Have you ever noticed that your browser sometimes displays a website’s organization name on an encrypted website? This is a sign that the website has an extended validation certificate, indicating that the website’s identity has been verified.
EV certificates don’t provide any additional encryption strength – instead, an EV certificate indicates that extensive verification of the website’s identity has taken place. Standard SSL certificates provide very little verification of a website’s identity.
How Browsers Display Extended Validation Certificates
On an encrypted website that doesn’t use an extended validation certificate, Firefox says that the website is “run by (unknown).”
Chrome doesn’t display anything differently and says that the website’s identity was verified by the certificate authority that issued the website’s certificate.
When you’re connected to a website that uses an extended validation certificate, Firefox tells you it’s run by a specific organization. According to this dialog, VeriSign has verified that we’re connected to the real PayPal website, which is run by PayPal, Inc.
When you’re connected to a site that uses an EV certificate in Chrome, the organization’s name appears in your address bar. The information dialog tells us that PayPal’s identity has been verified by VeriSign using an extended validation certificate.
The Problem with SSL Certificates
Years ago, certificate authorities used to verify a website’s identity before issuing a certificate. The certificate authority would check that the business requesting the certificate was registered, call the phone number, and verify that the business was a legitimate operation that matched the website.
Eventually, certificate authorities began offering “domain-only” certificates. These were cheaper, as it was less work for the certificate authority to quickly check that the requester owned a specific domain (website).

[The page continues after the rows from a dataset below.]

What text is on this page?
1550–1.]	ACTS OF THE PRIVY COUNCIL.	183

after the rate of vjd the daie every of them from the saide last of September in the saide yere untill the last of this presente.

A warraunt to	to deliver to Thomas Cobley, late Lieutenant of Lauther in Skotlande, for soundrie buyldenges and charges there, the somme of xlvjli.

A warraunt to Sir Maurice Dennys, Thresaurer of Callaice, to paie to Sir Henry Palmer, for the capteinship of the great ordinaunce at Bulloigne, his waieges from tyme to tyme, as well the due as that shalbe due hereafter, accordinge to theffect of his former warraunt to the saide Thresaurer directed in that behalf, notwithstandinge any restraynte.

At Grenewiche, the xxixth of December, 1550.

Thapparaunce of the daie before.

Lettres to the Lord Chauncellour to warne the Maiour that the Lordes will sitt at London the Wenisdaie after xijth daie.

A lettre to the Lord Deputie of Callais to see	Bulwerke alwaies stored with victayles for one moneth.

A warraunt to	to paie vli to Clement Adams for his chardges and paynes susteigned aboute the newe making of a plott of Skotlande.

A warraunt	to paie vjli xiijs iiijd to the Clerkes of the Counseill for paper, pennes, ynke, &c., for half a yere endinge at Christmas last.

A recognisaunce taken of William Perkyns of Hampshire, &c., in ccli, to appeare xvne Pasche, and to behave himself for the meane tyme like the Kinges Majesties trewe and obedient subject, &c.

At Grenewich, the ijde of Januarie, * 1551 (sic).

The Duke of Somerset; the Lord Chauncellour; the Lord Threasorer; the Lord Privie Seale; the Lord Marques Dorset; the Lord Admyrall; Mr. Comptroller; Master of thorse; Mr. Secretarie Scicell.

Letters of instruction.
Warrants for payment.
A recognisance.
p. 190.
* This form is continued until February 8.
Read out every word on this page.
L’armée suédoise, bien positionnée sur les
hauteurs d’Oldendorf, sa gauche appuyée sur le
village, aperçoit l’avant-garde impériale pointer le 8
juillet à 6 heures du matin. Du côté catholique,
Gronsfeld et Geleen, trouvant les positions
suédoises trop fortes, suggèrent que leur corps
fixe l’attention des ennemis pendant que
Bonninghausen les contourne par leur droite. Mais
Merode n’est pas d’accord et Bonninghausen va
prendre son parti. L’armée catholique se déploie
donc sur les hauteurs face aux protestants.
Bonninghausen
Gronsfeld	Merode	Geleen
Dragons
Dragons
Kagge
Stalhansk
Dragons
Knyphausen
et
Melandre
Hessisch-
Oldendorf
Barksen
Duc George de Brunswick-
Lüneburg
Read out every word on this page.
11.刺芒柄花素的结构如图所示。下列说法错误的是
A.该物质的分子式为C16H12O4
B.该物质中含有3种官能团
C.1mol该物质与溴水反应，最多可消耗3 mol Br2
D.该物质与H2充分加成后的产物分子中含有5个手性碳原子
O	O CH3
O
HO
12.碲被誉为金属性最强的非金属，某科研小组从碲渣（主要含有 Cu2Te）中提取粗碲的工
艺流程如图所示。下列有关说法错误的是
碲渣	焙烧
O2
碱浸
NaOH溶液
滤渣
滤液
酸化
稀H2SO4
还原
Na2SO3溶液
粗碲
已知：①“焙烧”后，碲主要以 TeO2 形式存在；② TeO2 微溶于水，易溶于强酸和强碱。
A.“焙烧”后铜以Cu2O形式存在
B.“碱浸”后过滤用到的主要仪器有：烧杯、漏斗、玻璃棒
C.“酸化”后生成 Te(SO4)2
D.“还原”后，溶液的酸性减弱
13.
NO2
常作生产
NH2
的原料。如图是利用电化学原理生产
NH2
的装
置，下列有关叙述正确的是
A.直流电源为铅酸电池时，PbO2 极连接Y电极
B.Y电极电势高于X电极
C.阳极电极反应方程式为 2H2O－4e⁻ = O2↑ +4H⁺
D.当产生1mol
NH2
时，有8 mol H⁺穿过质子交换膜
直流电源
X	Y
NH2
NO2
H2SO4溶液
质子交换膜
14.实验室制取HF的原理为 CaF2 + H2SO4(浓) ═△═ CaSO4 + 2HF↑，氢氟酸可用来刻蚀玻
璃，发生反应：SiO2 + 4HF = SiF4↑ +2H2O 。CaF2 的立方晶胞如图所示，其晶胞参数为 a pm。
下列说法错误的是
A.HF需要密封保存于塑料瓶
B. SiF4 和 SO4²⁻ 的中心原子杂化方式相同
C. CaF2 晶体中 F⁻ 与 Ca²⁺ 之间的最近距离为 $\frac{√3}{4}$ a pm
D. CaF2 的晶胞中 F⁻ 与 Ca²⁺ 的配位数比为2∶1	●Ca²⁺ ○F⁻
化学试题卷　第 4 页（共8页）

Phishers eventually began taking advantage of this. A phisher could register the domain paypall.com and purchase a domain-only certificate. When a user connected to paypall.com, the user’s browser would display the standard lock icon, providing a false sense of security. Browsers didn’t display the difference between a domain-only certificate and a certificate that involved more extensive verification of the website’s identity.
Public trust in certificate authorities to verify websites has fallen – this is just one example of certificate authorities failing to do their due diligence. In 2011, the Electronic Frontier Foundation found that certificate authorities had issued over 2000 certificates for “localhost” – a name that always refers to your current computer. (Source) In the wrong hands, such a certificate could make man-in-the-middle attacks easier.
How Extended Validation Certificates Are Different
An EV certificate indicates that a certificate authority has verified that the website is run by a specific organization. For example, if a phisher tried to get an EV certificate for paypall.com, the request would be turned down.
Unlike standard SSL certificates, only certificate authorities that pass an independent audit are allowed to issue EV certificates. The Certification Authority/Browser Forum (CA/Browser Forum), a voluntary organization of certification authorities and browser vendors such as Mozilla, Google, Apple, and Microsoft issues strict guidelines that all certificate authorities issuing extended validation certificates must follow. This ideally prevents the certificate authorities from engaging in another “race to the bottom,” where they use lax verification practices to offer cheaper certificates.
In short, the guidelines demand that certificate authorities verify the organization requesting the certificate is officially registered, that it owns the domain in question, and that the person requesting the certificate is acting on behalf of the organization. This involves checking government records, contacting the domain’s owner, and contacting the organization to verify that the person requesting the certificate works for the organization.
In contrast, a domain-only certificate verification might only involve a glance at the domain’s whois records to verify that the registrant is using the same information. The issuing of certificates for domains like “localhost” implies that some certificate authorities aren’t even doing that much verification. EV certificates are, fundamentally, an attempt to restore public trust in certificate authorities and restore their role as gatekeepers against imposters.